Dichosciadium ranunculaceum is a species of flowering plant belonging to the family Apiaceae, and the sole species in genus Dichosciadium. It is a small, flat perennial herb that can grow up to 20 cm wide. The species is native to southeastern Australia, and is commonly referred to as Wreath Pennywort.

== Description ==
Dichosciadium ranunculaceum are herbs with a basal rosette up to 10–20 cm in diameter and is commonly found in big patches within herb fields, bogs, and damp areas. They are formed from branching taproots, with a parsnip smell when fresh. Dichosciadium ranunculaceum has many dark green, hairy, and glossy leaves, making it a distinguishing factor from other neighbouring herbs. Its leaves are a circular to ovate shape ~11-24mm long and ~12-24mm in diameter. Each leaf has a 3-7 lobe that is irregular along a crenate margined leaf. Dichosciadium ranunculaceum has a broad-cuneate or rounded base and its petiole is ~2–7 cm long.

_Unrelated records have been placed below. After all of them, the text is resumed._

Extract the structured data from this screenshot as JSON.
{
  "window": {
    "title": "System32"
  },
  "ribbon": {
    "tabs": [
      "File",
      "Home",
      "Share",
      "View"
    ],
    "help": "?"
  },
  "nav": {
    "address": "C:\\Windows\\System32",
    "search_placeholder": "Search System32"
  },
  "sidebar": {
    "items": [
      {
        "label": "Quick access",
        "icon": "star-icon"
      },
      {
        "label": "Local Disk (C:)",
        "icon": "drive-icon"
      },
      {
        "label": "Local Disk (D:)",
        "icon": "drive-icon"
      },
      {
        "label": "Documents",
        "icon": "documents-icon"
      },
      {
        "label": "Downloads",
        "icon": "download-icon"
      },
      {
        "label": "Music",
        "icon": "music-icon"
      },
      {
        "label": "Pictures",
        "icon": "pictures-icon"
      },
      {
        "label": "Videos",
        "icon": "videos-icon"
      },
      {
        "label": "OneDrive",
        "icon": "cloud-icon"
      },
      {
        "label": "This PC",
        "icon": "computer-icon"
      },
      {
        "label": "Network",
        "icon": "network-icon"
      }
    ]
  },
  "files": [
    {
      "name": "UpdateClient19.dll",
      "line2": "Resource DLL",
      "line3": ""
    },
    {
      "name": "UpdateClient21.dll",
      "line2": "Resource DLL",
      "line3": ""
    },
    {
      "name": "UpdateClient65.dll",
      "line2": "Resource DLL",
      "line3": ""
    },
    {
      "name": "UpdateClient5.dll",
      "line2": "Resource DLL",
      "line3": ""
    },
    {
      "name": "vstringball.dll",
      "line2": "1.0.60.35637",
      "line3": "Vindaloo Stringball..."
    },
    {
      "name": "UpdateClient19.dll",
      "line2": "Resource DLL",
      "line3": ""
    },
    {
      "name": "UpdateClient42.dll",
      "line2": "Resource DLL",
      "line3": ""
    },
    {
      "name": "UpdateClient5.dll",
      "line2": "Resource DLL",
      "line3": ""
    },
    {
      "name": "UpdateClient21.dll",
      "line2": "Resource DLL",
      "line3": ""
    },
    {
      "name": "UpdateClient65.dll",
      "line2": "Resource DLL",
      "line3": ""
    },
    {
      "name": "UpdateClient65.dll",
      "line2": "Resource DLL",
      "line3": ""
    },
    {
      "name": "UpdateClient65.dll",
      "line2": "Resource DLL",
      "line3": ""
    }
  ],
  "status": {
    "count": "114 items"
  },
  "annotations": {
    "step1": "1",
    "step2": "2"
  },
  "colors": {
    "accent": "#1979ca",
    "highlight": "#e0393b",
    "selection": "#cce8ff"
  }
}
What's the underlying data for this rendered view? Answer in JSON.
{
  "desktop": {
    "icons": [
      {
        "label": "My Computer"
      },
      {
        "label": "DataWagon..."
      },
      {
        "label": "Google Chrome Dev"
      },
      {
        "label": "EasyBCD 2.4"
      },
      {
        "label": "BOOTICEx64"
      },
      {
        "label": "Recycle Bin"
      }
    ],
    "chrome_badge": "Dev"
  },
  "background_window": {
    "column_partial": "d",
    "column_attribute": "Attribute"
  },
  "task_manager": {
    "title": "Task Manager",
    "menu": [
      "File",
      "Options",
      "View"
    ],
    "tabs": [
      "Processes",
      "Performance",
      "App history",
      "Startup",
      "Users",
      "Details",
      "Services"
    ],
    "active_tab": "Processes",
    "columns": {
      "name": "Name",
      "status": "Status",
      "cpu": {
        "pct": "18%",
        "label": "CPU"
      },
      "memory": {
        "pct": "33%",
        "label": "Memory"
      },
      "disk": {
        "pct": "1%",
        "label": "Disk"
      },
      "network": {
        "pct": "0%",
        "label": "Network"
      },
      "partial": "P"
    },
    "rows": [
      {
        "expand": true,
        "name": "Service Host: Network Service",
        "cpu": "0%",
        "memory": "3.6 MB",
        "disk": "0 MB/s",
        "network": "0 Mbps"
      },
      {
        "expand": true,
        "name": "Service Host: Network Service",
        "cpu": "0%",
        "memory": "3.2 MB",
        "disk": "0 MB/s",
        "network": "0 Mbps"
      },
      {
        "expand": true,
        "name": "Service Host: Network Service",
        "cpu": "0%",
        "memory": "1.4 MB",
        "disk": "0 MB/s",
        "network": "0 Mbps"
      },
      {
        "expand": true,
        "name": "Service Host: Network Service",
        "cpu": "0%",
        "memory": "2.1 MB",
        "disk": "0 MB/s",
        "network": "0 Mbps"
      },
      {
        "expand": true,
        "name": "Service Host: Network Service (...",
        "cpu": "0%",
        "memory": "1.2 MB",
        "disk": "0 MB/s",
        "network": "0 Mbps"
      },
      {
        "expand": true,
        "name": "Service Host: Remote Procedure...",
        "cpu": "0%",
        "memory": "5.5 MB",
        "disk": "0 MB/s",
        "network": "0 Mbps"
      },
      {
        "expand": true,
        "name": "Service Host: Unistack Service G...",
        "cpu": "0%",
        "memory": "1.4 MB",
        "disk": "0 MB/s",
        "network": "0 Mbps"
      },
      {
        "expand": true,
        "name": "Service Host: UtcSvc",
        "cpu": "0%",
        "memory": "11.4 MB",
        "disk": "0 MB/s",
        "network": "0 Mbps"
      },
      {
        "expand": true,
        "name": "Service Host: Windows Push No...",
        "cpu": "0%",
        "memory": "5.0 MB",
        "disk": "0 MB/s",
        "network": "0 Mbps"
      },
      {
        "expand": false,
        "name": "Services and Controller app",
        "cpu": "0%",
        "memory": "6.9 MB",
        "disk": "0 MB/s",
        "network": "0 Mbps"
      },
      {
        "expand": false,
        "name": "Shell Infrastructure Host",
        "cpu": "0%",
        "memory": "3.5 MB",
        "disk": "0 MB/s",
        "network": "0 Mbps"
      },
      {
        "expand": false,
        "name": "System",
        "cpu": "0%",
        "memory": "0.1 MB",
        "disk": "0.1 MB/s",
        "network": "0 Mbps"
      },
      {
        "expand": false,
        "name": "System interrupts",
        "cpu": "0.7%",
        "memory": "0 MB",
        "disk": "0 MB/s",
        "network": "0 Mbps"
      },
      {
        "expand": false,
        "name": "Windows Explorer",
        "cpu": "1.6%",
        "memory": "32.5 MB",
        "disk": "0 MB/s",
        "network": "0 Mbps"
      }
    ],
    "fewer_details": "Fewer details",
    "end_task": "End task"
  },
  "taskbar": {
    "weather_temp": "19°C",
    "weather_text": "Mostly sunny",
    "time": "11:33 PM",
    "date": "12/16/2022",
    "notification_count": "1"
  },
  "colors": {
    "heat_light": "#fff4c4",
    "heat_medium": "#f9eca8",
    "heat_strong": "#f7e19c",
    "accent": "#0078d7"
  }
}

Dichosciadium ranunculaceum has 3-7 flowers in each umbel, a hispid peduncle ~3–5 cm long, and narrow-oblong bracts ~11mm long. It has white flowers, that blooms in January to February, with 5 petals and 5 sepals ~5-10mm in diameter, as well as a green pistil and, 5 purple mericarps. Each fruit is elliptic ~2.5–7 mm long and mericarps with outer faces flattened.

== Habitat & Distribution ==
Dichosciadium ranunculaceum is native alpine herb only found throughout south-east Australia from Mount Kosciuszko to the mountains in western Tasmania. It has a life span of at least 3 years that returns to grow yearly when the ideal climate condition starts. Dichosciadium ranunculaceum is commonly found at an elevation of 1800-2200m above sea level.

== History and phylogenetic relationships ==
The Azorella clade is a sister group to Bowlesia. Dichosciadium ranunculaceum had to be placed in the Azorella clade due to the lack in hollow fruits commonly found in the subtribe Bowlesiinae. Plants in the Azorella clade has mat-forming habits similar to Dichosciadium ranunculaceum. They exhibit an intricate pattern of relationships in the plastid phylogeny. All species within the Azorelloideae subfamily is grouped based on the presence of a woody endocarp, the absence of vittae, and distinct oil ducts. They consist of plants across Australia and South America. The name Dichosciadium ranunculaceum comes from rānunculus which is Latin for little frog. It refers to plants preferring marsh habitats, similar to a frog’s habitat.